🤖 AI Summary
No universally optimal model exists for time-series forecasting. Method: This paper proposes the first neural architecture selection framework based on multi-objective evolutionary optimization (MOEA) and Pareto optimality, integrating LSTM, GRU, multi-head attention, and state-space model (SSM) modules. It jointly optimizes accuracy, training efficiency, and other criteria, enabling user preference–driven customization. Contribution/Results: Departing from the “single-best-model” assumption, the framework establishes a dual-driven paradigm—guided by both data characteristics and user requirements—for generating composite architectures. Evaluated across four real-world datasets, it reveals that single-layer RNNs dominate under pure speed objectives, whereas cross-module composite architectures significantly outperform alternatives under accuracy- or balance-oriented objectives. Moreover, several novel, context-specific Pareto-optimal architectures are discovered, demonstrating the framework’s capacity to uncover domain-adapted solutions beyond conventional designs.
📝 Abstract
Time series forecasting plays a pivotal role in a wide range of applications, including weather prediction, healthcare, structural health monitoring, predictive maintenance, energy systems, and financial markets. While models such as LSTM, GRU, Transformers, and State-Space Models (SSMs) have become standard tools in this domain, selecting the optimal architecture remains a challenge. Performance comparisons often depend on evaluation metrics and the datasets under analysis, making the choice of a universally optimal model controversial.

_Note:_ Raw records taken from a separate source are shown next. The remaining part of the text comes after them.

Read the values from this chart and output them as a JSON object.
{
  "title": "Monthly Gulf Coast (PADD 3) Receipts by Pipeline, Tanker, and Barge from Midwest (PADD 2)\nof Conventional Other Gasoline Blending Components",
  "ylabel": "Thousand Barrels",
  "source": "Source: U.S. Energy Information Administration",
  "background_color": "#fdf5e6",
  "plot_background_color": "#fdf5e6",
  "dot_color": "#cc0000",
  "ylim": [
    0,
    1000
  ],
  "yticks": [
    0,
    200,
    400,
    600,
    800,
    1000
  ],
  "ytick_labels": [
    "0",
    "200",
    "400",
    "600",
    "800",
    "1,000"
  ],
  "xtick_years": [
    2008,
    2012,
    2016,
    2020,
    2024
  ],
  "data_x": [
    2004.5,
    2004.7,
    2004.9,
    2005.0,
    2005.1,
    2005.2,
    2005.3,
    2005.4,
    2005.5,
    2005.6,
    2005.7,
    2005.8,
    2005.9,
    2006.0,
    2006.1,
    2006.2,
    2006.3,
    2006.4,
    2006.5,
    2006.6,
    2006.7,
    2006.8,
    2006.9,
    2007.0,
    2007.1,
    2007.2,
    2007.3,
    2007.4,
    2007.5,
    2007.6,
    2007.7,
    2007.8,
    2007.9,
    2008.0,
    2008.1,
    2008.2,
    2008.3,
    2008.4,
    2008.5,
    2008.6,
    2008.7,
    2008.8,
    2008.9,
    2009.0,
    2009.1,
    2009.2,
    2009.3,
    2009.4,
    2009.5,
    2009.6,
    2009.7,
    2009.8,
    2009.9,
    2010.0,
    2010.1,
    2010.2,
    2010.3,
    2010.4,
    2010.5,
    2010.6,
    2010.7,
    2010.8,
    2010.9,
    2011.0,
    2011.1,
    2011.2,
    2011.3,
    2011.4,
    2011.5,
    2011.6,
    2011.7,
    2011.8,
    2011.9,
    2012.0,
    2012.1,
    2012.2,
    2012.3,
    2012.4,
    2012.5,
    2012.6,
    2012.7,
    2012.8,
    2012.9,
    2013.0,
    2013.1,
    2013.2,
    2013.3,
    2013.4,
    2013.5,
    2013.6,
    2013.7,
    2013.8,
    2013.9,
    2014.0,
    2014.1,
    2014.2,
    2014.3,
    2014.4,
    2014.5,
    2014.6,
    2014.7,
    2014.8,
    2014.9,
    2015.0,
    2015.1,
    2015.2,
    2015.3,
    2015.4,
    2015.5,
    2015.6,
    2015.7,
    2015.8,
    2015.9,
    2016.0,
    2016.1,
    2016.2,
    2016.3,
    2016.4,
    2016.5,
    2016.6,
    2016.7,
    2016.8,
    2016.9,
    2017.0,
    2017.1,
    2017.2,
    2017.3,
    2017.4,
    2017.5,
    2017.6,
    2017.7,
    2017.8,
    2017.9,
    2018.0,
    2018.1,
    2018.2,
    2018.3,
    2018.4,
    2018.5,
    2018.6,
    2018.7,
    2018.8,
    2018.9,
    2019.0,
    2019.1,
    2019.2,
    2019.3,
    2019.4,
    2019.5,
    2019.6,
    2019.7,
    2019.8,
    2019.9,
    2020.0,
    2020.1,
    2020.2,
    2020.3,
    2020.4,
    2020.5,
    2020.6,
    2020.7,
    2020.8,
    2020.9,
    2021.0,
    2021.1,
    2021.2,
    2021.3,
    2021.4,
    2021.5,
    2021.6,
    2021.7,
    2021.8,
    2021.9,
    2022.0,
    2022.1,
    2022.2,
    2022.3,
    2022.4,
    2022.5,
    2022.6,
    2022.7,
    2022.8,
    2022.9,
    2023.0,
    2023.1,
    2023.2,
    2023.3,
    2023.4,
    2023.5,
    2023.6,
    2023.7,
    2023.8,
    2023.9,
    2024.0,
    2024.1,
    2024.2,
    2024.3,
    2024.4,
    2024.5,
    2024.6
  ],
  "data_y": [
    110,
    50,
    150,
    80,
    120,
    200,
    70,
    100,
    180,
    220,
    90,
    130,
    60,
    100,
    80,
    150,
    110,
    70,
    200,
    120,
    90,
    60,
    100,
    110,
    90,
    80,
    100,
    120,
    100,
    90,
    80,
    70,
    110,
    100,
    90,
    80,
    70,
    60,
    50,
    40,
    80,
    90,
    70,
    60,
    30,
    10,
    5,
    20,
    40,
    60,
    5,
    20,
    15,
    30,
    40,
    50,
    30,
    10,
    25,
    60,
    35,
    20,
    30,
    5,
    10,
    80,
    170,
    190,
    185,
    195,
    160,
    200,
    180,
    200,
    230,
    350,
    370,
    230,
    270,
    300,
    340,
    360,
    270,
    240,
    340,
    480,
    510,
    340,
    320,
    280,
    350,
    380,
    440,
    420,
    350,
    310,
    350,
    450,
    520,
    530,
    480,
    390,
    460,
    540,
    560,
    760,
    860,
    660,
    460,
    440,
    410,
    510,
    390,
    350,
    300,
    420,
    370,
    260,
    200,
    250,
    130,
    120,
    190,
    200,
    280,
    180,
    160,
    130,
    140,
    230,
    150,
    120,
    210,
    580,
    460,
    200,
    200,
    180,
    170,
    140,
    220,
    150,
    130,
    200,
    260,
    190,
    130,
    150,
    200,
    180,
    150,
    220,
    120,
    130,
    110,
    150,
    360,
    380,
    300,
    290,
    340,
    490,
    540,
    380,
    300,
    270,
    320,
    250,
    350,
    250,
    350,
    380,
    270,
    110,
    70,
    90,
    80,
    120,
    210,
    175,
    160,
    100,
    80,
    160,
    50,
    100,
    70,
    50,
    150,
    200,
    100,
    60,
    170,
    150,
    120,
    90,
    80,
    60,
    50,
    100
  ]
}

In this work, we introduce a flexible automated framework for time series forecasting that systematically designs and evaluates diverse network architectures by integrating LSTM, GRU, multi-head Attention, and SSM blocks. Using a multi-objective optimization approach, our framework determines the number, sequence, and combination of blocks to align with specific requirements and evaluation objectives. From the resulting Pareto-optimal architectures, the best model for a given context is selected via a user-defined preference function. We validate our framework across four distinct real-world applications. Results show that a single-layer GRU or LSTM is usually optimal when minimizing training time alone. However, when maximizing accuracy or balancing multiple objectives, the best architectures are often composite designs incorporating multiple block types in specific configurations. By employing a weighted preference function, users can resolve trade-offs between objectives, revealing novel, context-specific optimal architectures. Our findings underscore that no single neural architecture is universally optimal for time series forecasting. Instead, the best-performing model emerges as a data-driven composite architecture tailored to user-defined criteria and evaluation objectives.